—¡Barástolis! No sé más sino que allá me las den todas y que le beso la sandalia a mi señor don Gregorio, como católico que soy.
—¿Católico y jacobista? Átame esa mosca. Oye tú, el de las bragas cortas, ¿qué pasaje leíste anoche?
—Tío Latinajo, leí el pasaje que dice: He visto en la religión la misma falsedad que en la política. No hay religión, por buena que sea, que no haya derramado sangre inocente.
—Sigue, que me muero de risa. Eres un filósofo de agua y lana. Cuando acabes de volverte loco con tu Emilio saldremos a enseñarte en las ferias a dos cuartos por barba. Ven acá, almacén de sandeces y tienda de majaderías, ¿qué sabes tú lo que es religión?
—Me lo enseñan los de sayo y teja, a quienes se puede decir... Je, je, son tontos y piden para las ánimas.

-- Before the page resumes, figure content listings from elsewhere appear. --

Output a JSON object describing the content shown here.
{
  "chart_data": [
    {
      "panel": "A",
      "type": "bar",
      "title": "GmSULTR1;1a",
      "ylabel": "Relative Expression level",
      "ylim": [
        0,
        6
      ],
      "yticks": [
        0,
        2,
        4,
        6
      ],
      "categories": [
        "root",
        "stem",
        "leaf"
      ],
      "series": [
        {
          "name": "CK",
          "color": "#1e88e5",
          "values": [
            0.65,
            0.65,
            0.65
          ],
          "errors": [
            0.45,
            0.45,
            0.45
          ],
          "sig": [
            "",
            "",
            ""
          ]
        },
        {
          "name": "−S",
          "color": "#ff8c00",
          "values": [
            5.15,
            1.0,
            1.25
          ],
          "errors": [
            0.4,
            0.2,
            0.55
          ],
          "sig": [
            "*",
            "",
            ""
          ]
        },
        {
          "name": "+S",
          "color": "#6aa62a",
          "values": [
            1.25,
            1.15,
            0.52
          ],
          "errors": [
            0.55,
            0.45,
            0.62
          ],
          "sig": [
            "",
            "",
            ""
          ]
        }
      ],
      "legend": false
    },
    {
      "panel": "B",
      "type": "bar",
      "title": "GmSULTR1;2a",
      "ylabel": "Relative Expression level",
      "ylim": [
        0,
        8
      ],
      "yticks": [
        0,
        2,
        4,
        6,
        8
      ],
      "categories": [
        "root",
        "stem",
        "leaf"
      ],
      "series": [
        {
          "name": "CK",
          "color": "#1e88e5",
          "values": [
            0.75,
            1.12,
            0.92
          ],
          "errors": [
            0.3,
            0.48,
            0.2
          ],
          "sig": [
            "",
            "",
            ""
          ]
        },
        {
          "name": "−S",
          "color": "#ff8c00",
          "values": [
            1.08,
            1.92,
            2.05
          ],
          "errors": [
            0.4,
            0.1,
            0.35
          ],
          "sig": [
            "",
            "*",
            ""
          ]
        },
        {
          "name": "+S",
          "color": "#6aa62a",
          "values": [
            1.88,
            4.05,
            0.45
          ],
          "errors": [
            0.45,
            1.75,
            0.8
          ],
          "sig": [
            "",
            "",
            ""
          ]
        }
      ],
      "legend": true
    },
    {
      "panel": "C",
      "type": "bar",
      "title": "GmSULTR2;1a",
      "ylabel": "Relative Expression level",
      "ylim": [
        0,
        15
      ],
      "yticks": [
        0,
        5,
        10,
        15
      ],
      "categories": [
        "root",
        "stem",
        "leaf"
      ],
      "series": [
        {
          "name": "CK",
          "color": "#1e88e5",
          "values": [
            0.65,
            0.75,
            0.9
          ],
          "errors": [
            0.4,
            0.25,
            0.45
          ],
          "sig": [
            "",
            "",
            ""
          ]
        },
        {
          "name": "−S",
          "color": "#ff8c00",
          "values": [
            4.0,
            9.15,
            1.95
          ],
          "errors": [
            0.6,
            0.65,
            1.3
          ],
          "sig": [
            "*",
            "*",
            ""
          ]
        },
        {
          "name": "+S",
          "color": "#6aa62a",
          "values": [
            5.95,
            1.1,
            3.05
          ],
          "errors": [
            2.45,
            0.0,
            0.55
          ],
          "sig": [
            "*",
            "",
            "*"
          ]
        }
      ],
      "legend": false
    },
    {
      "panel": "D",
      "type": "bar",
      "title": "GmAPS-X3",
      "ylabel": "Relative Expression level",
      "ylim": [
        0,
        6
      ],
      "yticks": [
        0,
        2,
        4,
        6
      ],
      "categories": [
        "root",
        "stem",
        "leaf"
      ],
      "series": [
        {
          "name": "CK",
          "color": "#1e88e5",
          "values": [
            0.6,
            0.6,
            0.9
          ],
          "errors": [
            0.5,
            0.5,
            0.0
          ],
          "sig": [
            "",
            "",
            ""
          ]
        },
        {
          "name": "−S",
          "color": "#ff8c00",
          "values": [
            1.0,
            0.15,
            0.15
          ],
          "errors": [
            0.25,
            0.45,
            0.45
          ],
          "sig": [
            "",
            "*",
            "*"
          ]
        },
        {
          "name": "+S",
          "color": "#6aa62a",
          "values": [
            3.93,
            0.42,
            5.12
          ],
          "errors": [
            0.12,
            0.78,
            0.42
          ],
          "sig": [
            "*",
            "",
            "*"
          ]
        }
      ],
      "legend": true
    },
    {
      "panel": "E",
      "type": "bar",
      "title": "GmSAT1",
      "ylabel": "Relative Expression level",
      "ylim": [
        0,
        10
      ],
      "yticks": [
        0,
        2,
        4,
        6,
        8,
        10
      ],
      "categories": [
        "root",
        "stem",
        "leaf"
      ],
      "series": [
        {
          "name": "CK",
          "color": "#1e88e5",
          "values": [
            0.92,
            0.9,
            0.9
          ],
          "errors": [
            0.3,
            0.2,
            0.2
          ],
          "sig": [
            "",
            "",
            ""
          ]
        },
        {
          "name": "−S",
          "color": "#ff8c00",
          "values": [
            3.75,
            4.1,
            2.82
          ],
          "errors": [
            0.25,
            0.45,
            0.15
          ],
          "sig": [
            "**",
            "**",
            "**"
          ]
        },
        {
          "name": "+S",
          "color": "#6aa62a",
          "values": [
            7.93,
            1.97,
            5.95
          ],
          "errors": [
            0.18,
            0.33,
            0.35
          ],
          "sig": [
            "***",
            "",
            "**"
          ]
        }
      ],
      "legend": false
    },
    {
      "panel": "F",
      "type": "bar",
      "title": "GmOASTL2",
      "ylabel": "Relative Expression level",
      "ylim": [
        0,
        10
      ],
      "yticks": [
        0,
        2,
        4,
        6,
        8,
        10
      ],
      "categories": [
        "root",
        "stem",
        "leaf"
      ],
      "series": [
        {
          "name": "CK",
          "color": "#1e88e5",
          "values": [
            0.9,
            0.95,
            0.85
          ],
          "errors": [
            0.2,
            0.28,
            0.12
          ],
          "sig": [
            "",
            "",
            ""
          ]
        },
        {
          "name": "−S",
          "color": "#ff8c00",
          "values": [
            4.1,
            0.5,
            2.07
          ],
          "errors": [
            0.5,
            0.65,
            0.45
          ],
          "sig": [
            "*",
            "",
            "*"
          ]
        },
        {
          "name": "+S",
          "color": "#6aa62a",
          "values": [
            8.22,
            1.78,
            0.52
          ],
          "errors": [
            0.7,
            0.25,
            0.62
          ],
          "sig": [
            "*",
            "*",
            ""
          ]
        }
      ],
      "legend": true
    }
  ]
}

—Cuando tú y tus amigos los liberales herejes os desocupéis de la paliza que os están dando en toda la Europa, y soltéis el ronzal para formar Congreso y decir: «señor presidente, pido el rebuzno», no faltará quien os enseñe a hablar con respeto de las cosas sagradas.
—Día vendrá en que rompamos el ronzal, padre definidor, y entonces definiremos la conventualla, diciendo: Al fraile soga verde y almendro seco.
—También se dijo: Donde las dan las toman.
—Y también Cuentas de beato y uñas de gato.
—¡Ah!, mercachifle, si fueras bueno no serías rico. Esas sí que son uñas de gato, que es como decir de filósofo.